I am doing the no bullsh*t guide to linear algebra. On page 161 problem 2.9 is:

Find a vector that is orthogonal to both $u_1 = (1,0,1)$ and $u_2 = (1,3,0)$ and whose dot product with the vector $v = (1,1,0)$ is equal to $8$.

I took the cross product of $u_1$ and $u_2$ and got $(-3,1,3)$. From there I can see we need to find values such that $-3x + 1y = 8$. However, I think I need another equation to solve this system.

I was able to draw the vectors $u_1, u_2$, their cross product, and figure out the solution $(12, -4, -12)$ by following the slope of the line made by the cross product vector, but I am not sure how to systematically solve this kind of problem.

Can someone explain the right way to get the answer?

Answer 1

Your final answer is correct.
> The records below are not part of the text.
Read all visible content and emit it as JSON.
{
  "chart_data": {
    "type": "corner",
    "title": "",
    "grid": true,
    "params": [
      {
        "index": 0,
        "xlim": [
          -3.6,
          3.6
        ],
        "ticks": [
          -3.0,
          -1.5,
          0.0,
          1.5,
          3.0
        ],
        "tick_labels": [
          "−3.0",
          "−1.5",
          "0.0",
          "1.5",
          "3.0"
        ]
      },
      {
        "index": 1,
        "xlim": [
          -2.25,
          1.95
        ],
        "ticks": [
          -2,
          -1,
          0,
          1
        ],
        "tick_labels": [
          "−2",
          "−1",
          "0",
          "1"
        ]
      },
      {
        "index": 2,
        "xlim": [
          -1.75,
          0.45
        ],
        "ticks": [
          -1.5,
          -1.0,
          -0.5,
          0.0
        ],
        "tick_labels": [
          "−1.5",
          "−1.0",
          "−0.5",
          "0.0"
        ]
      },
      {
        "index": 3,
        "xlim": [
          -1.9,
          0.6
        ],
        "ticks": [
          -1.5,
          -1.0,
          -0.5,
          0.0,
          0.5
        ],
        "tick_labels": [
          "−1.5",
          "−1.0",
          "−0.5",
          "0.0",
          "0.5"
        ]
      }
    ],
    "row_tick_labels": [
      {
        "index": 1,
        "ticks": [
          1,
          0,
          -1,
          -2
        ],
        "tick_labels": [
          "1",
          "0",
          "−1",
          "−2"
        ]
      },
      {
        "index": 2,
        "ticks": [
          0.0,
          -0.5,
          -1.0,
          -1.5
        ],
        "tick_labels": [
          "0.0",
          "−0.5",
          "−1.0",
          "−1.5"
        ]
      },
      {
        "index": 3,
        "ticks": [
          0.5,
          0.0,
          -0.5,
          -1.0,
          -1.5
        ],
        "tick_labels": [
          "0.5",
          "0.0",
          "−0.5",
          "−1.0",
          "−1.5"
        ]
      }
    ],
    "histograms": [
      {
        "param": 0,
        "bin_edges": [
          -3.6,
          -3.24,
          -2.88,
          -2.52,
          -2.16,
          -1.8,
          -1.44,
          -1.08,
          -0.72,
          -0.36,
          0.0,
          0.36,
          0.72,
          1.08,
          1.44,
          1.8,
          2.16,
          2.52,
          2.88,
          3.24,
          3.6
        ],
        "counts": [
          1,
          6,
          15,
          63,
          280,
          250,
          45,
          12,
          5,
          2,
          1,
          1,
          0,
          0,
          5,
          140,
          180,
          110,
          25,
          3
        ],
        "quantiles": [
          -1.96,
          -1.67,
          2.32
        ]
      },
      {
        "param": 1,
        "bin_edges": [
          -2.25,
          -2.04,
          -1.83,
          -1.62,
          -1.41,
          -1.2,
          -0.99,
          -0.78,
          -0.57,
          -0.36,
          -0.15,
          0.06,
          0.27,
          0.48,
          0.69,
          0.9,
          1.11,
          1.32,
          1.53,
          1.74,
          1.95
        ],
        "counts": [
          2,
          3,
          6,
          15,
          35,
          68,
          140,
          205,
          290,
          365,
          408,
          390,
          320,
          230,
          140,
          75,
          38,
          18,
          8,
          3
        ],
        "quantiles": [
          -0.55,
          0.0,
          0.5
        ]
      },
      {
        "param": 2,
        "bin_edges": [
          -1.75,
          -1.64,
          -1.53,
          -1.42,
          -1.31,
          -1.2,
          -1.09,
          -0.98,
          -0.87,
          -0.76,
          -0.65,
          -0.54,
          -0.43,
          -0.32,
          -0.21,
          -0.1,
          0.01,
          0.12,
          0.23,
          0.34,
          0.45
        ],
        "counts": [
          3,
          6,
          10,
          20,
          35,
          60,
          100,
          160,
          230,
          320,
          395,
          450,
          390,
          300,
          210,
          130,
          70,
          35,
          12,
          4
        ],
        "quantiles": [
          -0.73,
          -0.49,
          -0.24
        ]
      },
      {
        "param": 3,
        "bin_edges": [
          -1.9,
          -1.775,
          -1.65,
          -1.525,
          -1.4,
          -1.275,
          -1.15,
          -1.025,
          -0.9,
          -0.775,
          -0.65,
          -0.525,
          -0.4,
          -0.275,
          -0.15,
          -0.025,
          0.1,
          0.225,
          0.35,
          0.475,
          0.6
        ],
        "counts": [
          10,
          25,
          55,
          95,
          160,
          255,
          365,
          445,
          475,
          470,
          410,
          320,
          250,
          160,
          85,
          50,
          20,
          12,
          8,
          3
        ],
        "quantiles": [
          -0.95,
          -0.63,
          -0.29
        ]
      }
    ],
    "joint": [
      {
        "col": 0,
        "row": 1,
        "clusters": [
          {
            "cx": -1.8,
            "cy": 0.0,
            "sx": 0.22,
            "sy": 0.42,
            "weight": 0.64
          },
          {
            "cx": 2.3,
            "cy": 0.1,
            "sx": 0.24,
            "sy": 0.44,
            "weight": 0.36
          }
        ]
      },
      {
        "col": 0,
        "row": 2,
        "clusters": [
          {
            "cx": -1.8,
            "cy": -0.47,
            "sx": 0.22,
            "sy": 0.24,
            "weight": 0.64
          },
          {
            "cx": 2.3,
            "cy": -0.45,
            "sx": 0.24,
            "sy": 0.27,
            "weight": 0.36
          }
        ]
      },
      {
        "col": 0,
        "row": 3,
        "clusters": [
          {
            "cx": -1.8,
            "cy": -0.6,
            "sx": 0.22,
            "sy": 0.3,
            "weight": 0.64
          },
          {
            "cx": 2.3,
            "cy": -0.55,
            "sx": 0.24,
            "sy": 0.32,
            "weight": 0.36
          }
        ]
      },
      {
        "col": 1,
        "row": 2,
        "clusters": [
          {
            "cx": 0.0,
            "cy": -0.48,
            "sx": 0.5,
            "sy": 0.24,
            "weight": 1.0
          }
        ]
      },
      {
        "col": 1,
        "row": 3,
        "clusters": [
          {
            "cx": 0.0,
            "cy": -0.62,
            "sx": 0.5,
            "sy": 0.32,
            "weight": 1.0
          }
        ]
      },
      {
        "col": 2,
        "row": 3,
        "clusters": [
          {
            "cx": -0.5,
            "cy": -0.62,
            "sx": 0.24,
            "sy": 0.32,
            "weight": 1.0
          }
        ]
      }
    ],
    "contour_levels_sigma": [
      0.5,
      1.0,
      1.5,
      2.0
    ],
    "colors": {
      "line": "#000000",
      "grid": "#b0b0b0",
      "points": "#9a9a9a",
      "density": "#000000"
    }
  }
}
The mistake in the first calculation was that you wrote that you must have $-3x+1y=8$ but it should've been $-3x+1x=8$.

You found that the cross product is $w=(-3,1,3)$ which means that any vector which is orthogonal to both $u_1$ and $u_2$ must lie on the line spanned by $w$, that is, must be of the form $\lambda w=(-3\lambda, \lambda, 3\lambda)$ for some $\lambda\in\mathbb{R}$. The dot product constraint gives $$(-3\lambda,\lambda,3\lambda)\cdot(1,1,0)=8$$ so that $\lambda=-4$ so substituting this we get $(12,-4,-12)$ which is your solution.

Answer 2

I went the same way like @Snaw above: Any multiple of vector $\begin{pmatrix}-3 \\ 1 \\ 3 \end{pmatrix}$ fulfills the requirement to be orthogonal to the given vectors $u_1$ and $u_2$. Let $k$ be the factor of that orthogonal vector. This finally leads to the equation: $-3k\cdot 1+1k\cdot 1+3k\cdot 0 = 8$ which finally gives you the factor $k=-4$ for your solution.

Answer 3

Option:

1)Vector perpendicular to $(1,0,1)$ is $(a, b, -a)$.

2)$(a, b, - a) \cdot (1,3,0)=a+3b=0;$

We get $(-3b,b,3b).$

3)$b(-3,1,3)\cdot (1,1,0)=8;$

$b(-3+1)=8; b=-4;$

Finally we have $(12,-4,-12).$

Answer 4

Let $U = \begin{bmatrix}1 &0 &1\\1 & 3 &0\end{bmatrix}$ and $v = [1, 1, 0]$. Then you're being asked to find $x$ such that $Ux=0$ and $vx=8$. Note that $x$ is a three-dimensional column vector, while the $0$ in $Ux =0$ is a two-dimensional column vector. You can combine these two equations into one. Take $M$ to be a matrix with the first two rows being $U$ and the bottom row being $v$:

$M= \begin{bmatrix}1 &0 &1\\1 & 3 &0\\1&1&0\end{bmatrix}$

Then $Mx$ is a three-dimensional column vector where the first two entries are $0 $ (representing orthogonality) and the last entry is 8 (representing the dot product being $8$).

$\begin{bmatrix}1 &0 &1\\1 & 3 &0\\1&1&0\end{bmatrix} \begin{bmatrix}x_1\\x_2 \\x_3\end{bmatrix} = \begin{bmatrix}0\\0\\8\end{bmatrix}$

The first two rows give a homogenous system. Remember that homogenous systems don't give unique solutions; any multiple of a homogenous system is also a solution. So once you've row-reduced the first two rows, you should have a solution expressed in terms of a free variable. You can then use the last row to solve for the value of that variable.